魔獣王の側近は、ヤンデレ王子の狂愛から逃れられない

 すると突然、アディがエメラを正面から強く抱きしめた。ここは城の出入り口で目立ってしまうというのに。

「アディ様……?」
「愛してるよ。エメ姉に求婚していいのは僕だけだ」

 少し意味が理解し難い違和感のある言葉ではあったが、エメラはそれを受け止めた。

「はい、アディ様。わたくしもです。どうぞご安心下さいませ」

 なぜか『愛しています』とは言い返せなかった。今も感じるこの胸の痛みは何なのだろうか。

 アディが自分に向けるのは、愛ではなく嫉妬だから?
 自分がアディに向けるのは、本当の愛なのだろうか?

 愛とは一体何で、何を真実の愛と呼ぶのだろうか。
 かつて愛した魔獣王ディアのおもかげを重ねながら、エメラは若き魔獣王であるアディを抱きしめる。


 ……だが、その日の夜。

 エメラが長い一日を終えて、ようやく自室へと戻った。
 今日は特に疲れた1日だった。思いっきりベッドに倒れたいと思い、真っ先にに奥の寝室へと向かった。

「こ、これは……」

 寝室を見たエメラは唖然とする。

 ……ベッドが、ない。

 まるでベッドだけが忽然と消えてしまったかのように、そこだけ大きなスペースが空いている。
 何が起こったのかは分からない。だが、誰の仕業なのかは瞬時に分かった。
 とりあえず寝間着に着替えたが、寝るためのベッドがない。思い立ったエメラは早足で部屋を出る。

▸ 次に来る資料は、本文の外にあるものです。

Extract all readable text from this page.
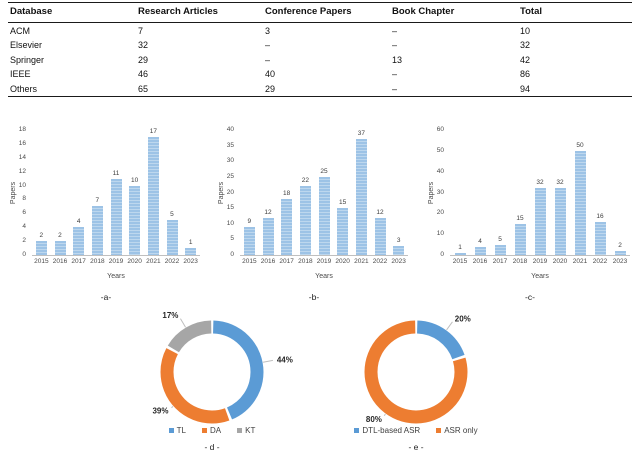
Database	Research Articles	Conference Papers	Book Chapter	Total
ACM	7	3	–	10
Elsevier	32	–	–	32
Springer	29	–	13	42
IEEE	46	40	–	86
Others	65	29	–	94
0
2
4
6
8
10
12
14
16
18
2
2015
2
2016
4
2017
7
2018
11
2019
10
2020
17
2021
5
2022
1
2023
Years
Papers
-a-
0
5
10
15
20
25
30
35
40
9
2015
12
2016
18
2017
22
2018
25
2019
15
2020
37
2021
12
2022
3
2023
Years
Papers
-b-
0
10
20
30
40
50
60
1
2015
4
2016
5
2017
15
2018
32
2019
32
2020
50
2021
16
2022
2
2023
Years
Papers
-c-
44%
39%
17%
TL	DA	KT
- d -
20%
80%
DTL-based ASR	ASR only
- e -
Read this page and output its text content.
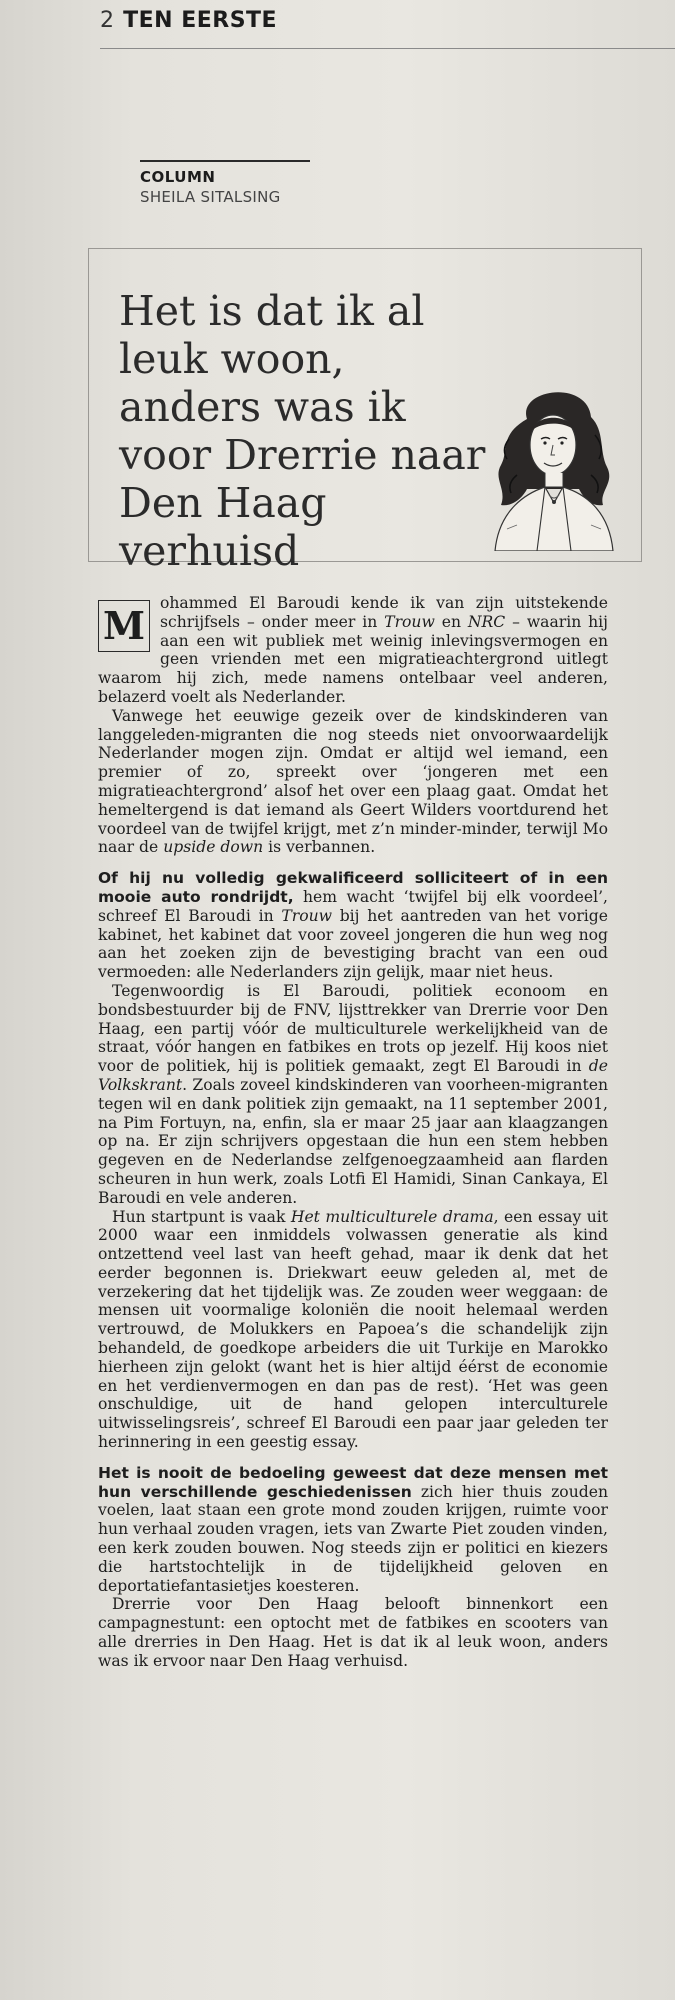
2 TEN EERSTE
COLUMN
SHEILA SITALSING
Het is dat ik al leuk woon, anders was ik voor Drerrie naar Den Haag verhuisd

M ohammed El Baroudi kende ik van zijn uitstekende schrijfsels – onder meer in Trouw en NRC – waarin hij aan een wit publiek met weinig inlevingsvermogen en geen vrienden met een migratieachtergrond uitlegt waarom hij zich, mede namens ontelbaar veel anderen, belazerd voelt als Nederlander.

Vanwege het eeuwige gezeik over de kindskinderen van langgeleden-migranten die nog steeds niet onvoorwaardelijk Nederlander mogen zijn. Omdat er altijd wel iemand, een premier of zo, spreekt over ‘jongeren met een migratieachtergrond’ alsof het over een plaag gaat. Omdat het hemeltergend is dat iemand als Geert Wilders voortdurend het voordeel van de twijfel krijgt, met z’n minder-minder, terwijl Mo naar de upside down is verbannen.

Of hij nu volledig gekwalificeerd solliciteert of in een mooie auto rondrijdt, hem wacht ‘twijfel bij elk voordeel’, schreef El Baroudi in Trouw bij het aantreden van het vorige kabinet, het kabinet dat voor zoveel jongeren die hun weg nog aan het zoeken zijn de bevestiging bracht van een oud vermoeden: alle Nederlanders zijn gelijk, maar niet heus.

Tegenwoordig is El Baroudi, politiek econoom en bondsbestuurder bij de FNV, lijsttrekker van Drerrie voor Den Haag, een partij vóór de multiculturele werkelijkheid van de straat, vóór hangen en fatbikes en trots op jezelf. Hij koos niet voor de politiek, hij is politiek gemaakt, zegt El Baroudi in de Volkskrant. Zoals zoveel kindskinderen van voorheen-migranten tegen wil en dank politiek zijn gemaakt, na 11 september 2001, na Pim Fortuyn, na, enfin, sla er maar 25 jaar aan klaagzangen op na. Er zijn schrijvers opgestaan die hun een stem hebben gegeven en de Nederlandse zelfgenoegzaamheid aan flarden scheuren in hun werk, zoals Lotfi El Hamidi, Sinan Cankaya, El Baroudi en vele anderen.

Hun startpunt is vaak Het multiculturele drama, een essay uit 2000 waar een inmiddels volwassen generatie als kind ontzettend veel last van heeft gehad, maar ik denk dat het eerder begonnen is. Driekwart eeuw geleden al, met de verzekering dat het tijdelijk was. Ze zouden weer weggaan: de mensen uit voormalige koloniën die nooit helemaal werden vertrouwd, de Molukkers en Papoea’s die schandelijk zijn behandeld, de goedkope arbeiders die uit Turkije en Marokko hierheen zijn gelokt (want het is hier altijd éérst de economie en het verdienvermogen en dan pas de rest). ‘Het was geen onschuldige, uit de hand gelopen interculturele uitwisselingsreis’, schreef El Baroudi een paar jaar geleden ter herinnering in een geestig essay.

Het is nooit de bedoeling geweest dat deze mensen met hun verschillende geschiedenissen zich hier thuis zouden voelen, laat staan een grote mond zouden krijgen, ruimte voor hun verhaal zouden vragen, iets van Zwarte Piet zouden vinden, een kerk zouden bouwen. Nog steeds zijn er politici en kiezers die hartstochtelijk in de tijdelijkheid geloven en deportatiefantasietjes koesteren.

Drerrie voor Den Haag belooft binnenkort een campagnestunt: een optocht met de fatbikes en scooters van alle drerries in Den Haag. Het is dat ik al leuk woon, anders was ik ervoor naar Den Haag verhuisd.
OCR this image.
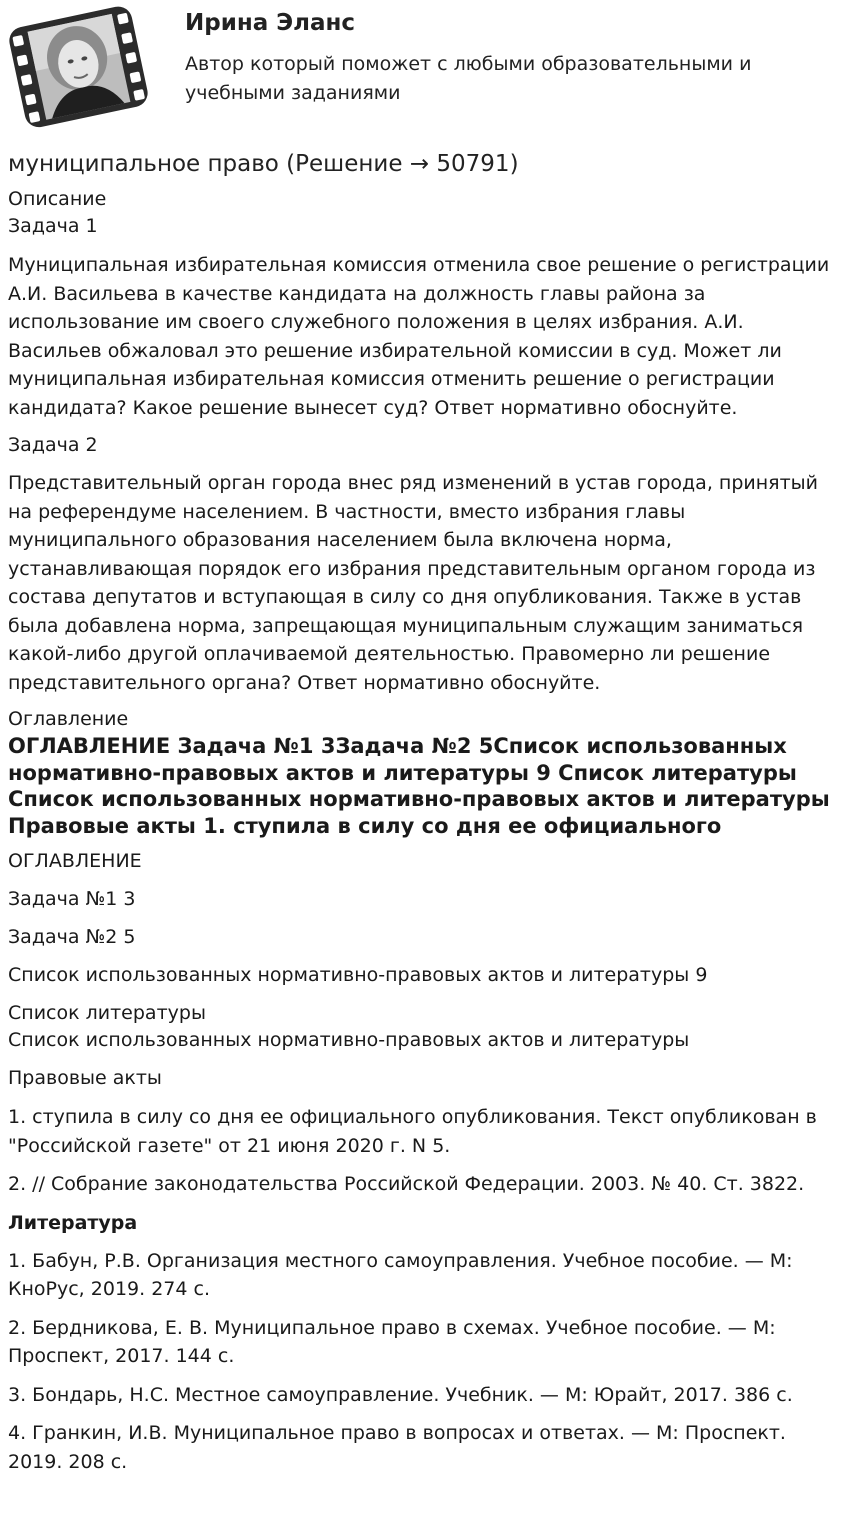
Ирина Эланс
Автор который поможет с любыми образовательными и учебными заданиями
муниципальное право (Решение → 50791)

Описание

Задача 1

Муниципальная избирательная комиссия отменила свое решение о регистрации А.И. Васильева в качестве кандидата на должность главы района за использование им своего служебного положения в целях избрания. А.И. Васильев обжаловал это решение избирательной комиссии в суд. Может ли муниципальная избирательная комиссия отменить решение о регистрации кандидата? Какое решение вынесет суд? Ответ нормативно обоснуйте.

Задача 2

Представительный орган города внес ряд изменений в устав города, принятый на референдуме населением. В частности, вместо избрания главы муниципального образования населением была включена норма, устанавливающая порядок его избрания представительным органом города из состава депутатов и вступающая в силу со дня опубликования. Также в устав была добавлена норма, запрещающая муниципальным служащим заниматься какой-либо другой оплачиваемой деятельностью. Правомерно ли решение представительного органа? Ответ нормативно обоснуйте.

Оглавление

ОГЛАВЛЕНИЕ Задача №1 3Задача №2 5Список использованных нормативно-правовых актов и литературы 9 Список литературы Список использованных нормативно-правовых актов и литературы Правовые акты 1. ступила в силу со дня ее официального

ОГЛАВЛЕНИЕ

Задача №1 3

Задача №2 5

Список использованных нормативно-правовых актов и литературы 9

Список литературы

Список использованных нормативно-правовых актов и литературы

Правовые акты

1. ступила в силу со дня ее официального опубликования. Текст опубликован в "Российской газете" от 21 июня 2020 г. N 5.

2. // Собрание законодательства Российской Федерации. 2003. № 40. Ст. 3822.

Литература

1. Бабун, Р.В. Организация местного самоуправления. Учебное пособие. — М: КноРус, 2019. 274 с.

2. Бердникова, Е. В. Муниципальное право в схемах. Учебное пособие. — М: Проспект, 2017. 144 с.

3. Бондарь, Н.С. Местное самоуправление. Учебник. — М: Юрайт, 2017. 386 с.

4. Гранкин, И.В. Муниципальное право в вопросах и ответах. — М: Проспект. 2019. 208 с.
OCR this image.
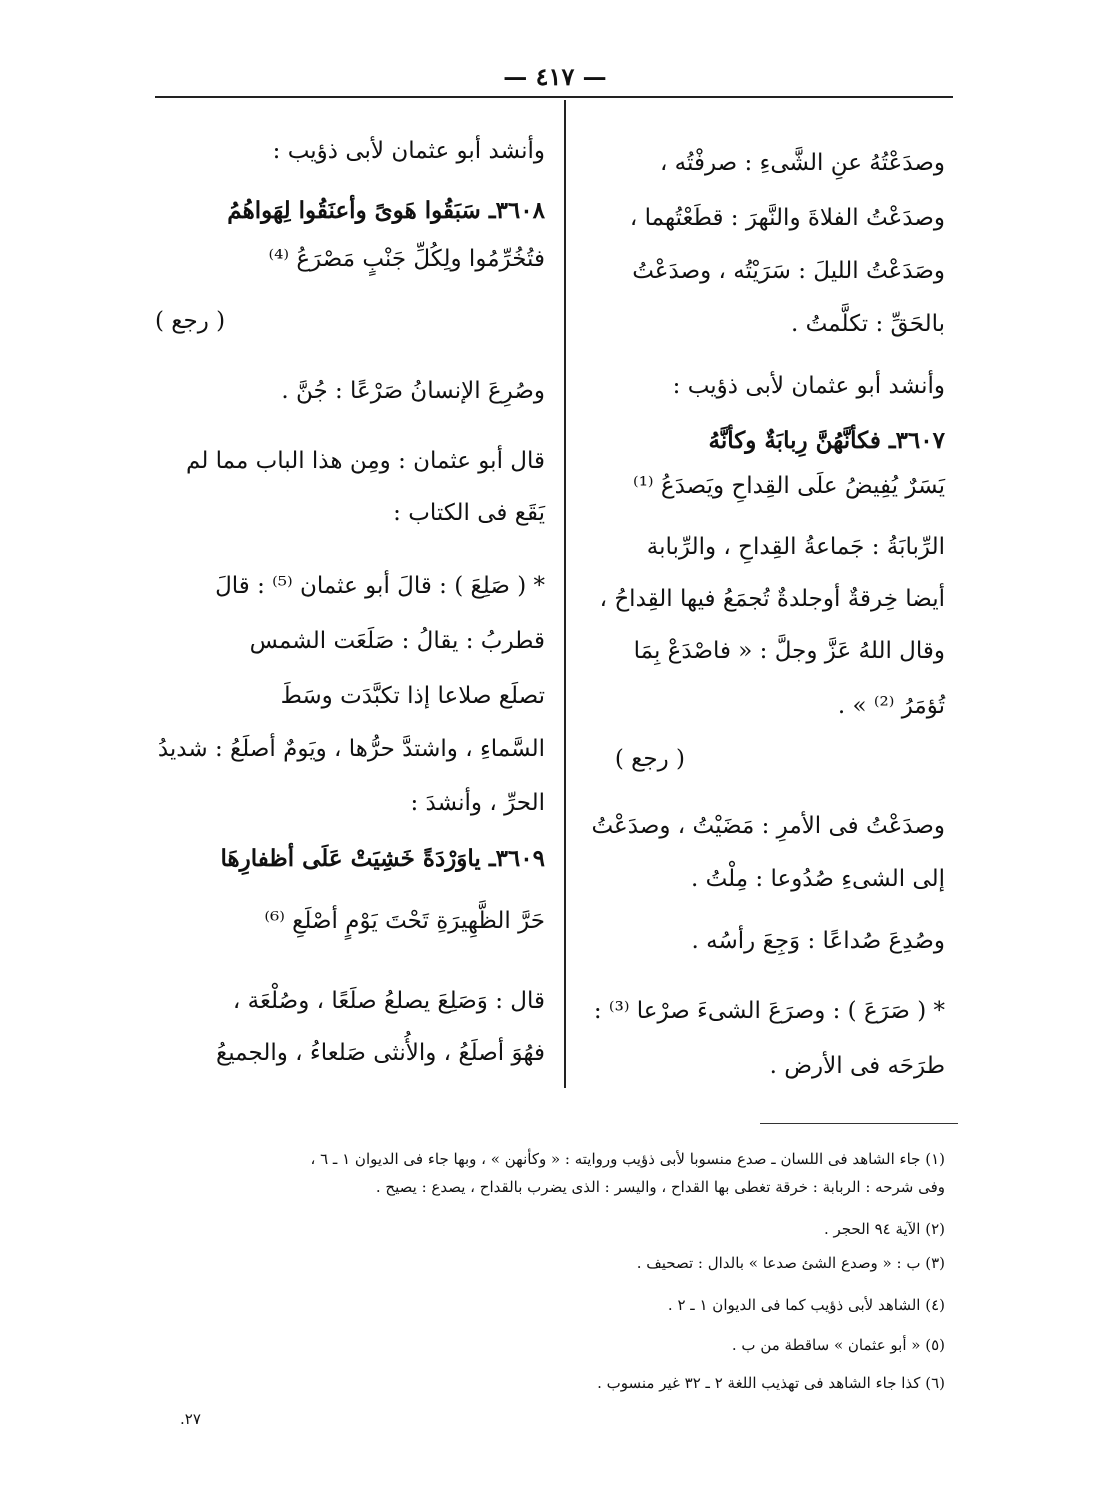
— ٤١٧ —
وصدَعْتُهُ عنِ الشَّىءِ : صرفْتُه ،
وصدَعْتُ الفلاةَ والنَّهرَ : قطَعْتُهما ،
وصَدَعْتُ الليلَ : سَرَيْتُه ، وصدَعْتُ
بالحَقِّ : تكلَّمتُ .
وأنشد أبو عثمان لأبى ذؤيب :
٣٦٠٧ـ فكأنَّهُنَّ رِبابَةٌ وكأنَّهُ
يَسَرٌ يُفِيضُ علَى القِداحِ ويَصدَعُ ⁽¹⁾
الرِّبابَةُ : جَماعةُ القِداحِ ، والرِّبابة
أيضا خِرقةٌ أوجلدةٌ تُجمَعُ فيها القِداحُ ،
وقال اللهُ عَزَّ وجلَّ : « فاصْدَعْ بِمَا
تُؤمَرُ ⁽²⁾ » .
( رجع )
وصدَعْتُ فى الأمرِ : مَضَيْتُ ، وصدَعْتُ
إلى الشىءِ صُدُوعا : مِلْتُ .
وصُدِعَ صُداعًا : وَجِعَ رأسُه .
* ( صَرَعَ ) : وصرَعَ الشىءَ صرْعا ⁽³⁾ :
طرَحَه فى الأرض .
وأنشد أبو عثمان لأبى ذؤيب :
٣٦٠٨ـ سَبَقُوا هَوىً وأعنَقُوا لِهَواهُمُ
فتُخُرِّمُوا ولِكُلِّ جَنْبٍ مَصْرَعُ ⁽⁴⁾
( رجع )
وصُرِعَ الإنسانُ صَرْعًا : جُنَّ .
قال أبو عثمان : ومِن هذا الباب مما لم
يَقَع فى الكتاب :
* ( صَلِعَ ) : قالَ أبو عثمان ⁽⁵⁾ : قالَ
قطربُ : يقالُ : صَلَعَت الشمس
تصلَع صلاعا إذا تكبَّدَت وسَطَ
السَّماءِ ، واشتدَّ حرُّها ، ويَومٌ أصلَعُ : شديدُ
الحرِّ ، وأنشدَ :
٣٦٠٩ـ ياوَرْدَةً خَشِيَتْ عَلَى أظفارِهَا
حَرَّ الظَّهِيرَةِ تَحْتَ يَوْمٍ أصْلَعِ ⁽⁶⁾
قال : وَصَلِعَ يصلعُ صلَعًا ، وصُلْعَة ،
فهُوَ أصلَعُ ، والأُنثى صَلعاءُ ، والجميعُ
(١) جاء الشاهد فى اللسان ـ صدع منسوبا لأبى ذؤيب وروايته : « وكأنهن » ، وبها جاء فى الديوان ١ ـ ٦ ،
وفى شرحه : الربابة : خرقة تغطى بها القداح ، واليسر : الذى يضرب بالقداح ، يصدع : يصيح .
(٢) الآية ٩٤ الحجر .
(٣) ب : « وصدع الشئ صدعا » بالدال : تصحيف .
(٤) الشاهد لأبى ذؤيب كما فى الديوان ١ ـ ٢ .
(٥) « أبو عثمان » ساقطة من ب .
(٦) كذا جاء الشاهد فى تهذيب اللغة ٢ ـ ٣٢ غير منسوب .
٢٧.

 廊下を少し歩いた先にある部屋の前で止まり、ドアをノックする。すぐに返事が返ってきたので、エメラはそっとドアを開けて入室する。

「失礼致します。……アディ様」

 そう、ここはアディの自室だ。アディは大きなソファに堂々と座っていて、笑顔でエメラを迎えた。

「ふふ、エメ姉。よく来たね」

 よく来たも何も、エメラの部屋からベッドを撤去したのはアディしかいない。
 それが意味するアディの思惑も簡単に読み取れる。だからこそ、エメラは寝間着に着替えて来たのだ。

「アディ様。何も、あそこまでしなくても……」
「これからは僕のベッド以外で寝るの禁止だからね」

 こうしてまた、エメラに対しての禁止事項が増える。
 やはり、アディはあの一家の血筋だ。『婚約したら添い寝』という伝統をしっかり受け継いでいる。

「さぁ、今夜から一緒に寝るよ」



 まだまだ、これは始まり。
 エメラを縛り、独占し、不要なものは排除する。
 そんなアディの狂愛が、魔界をも巻き込んだ大騒動を起こしていく。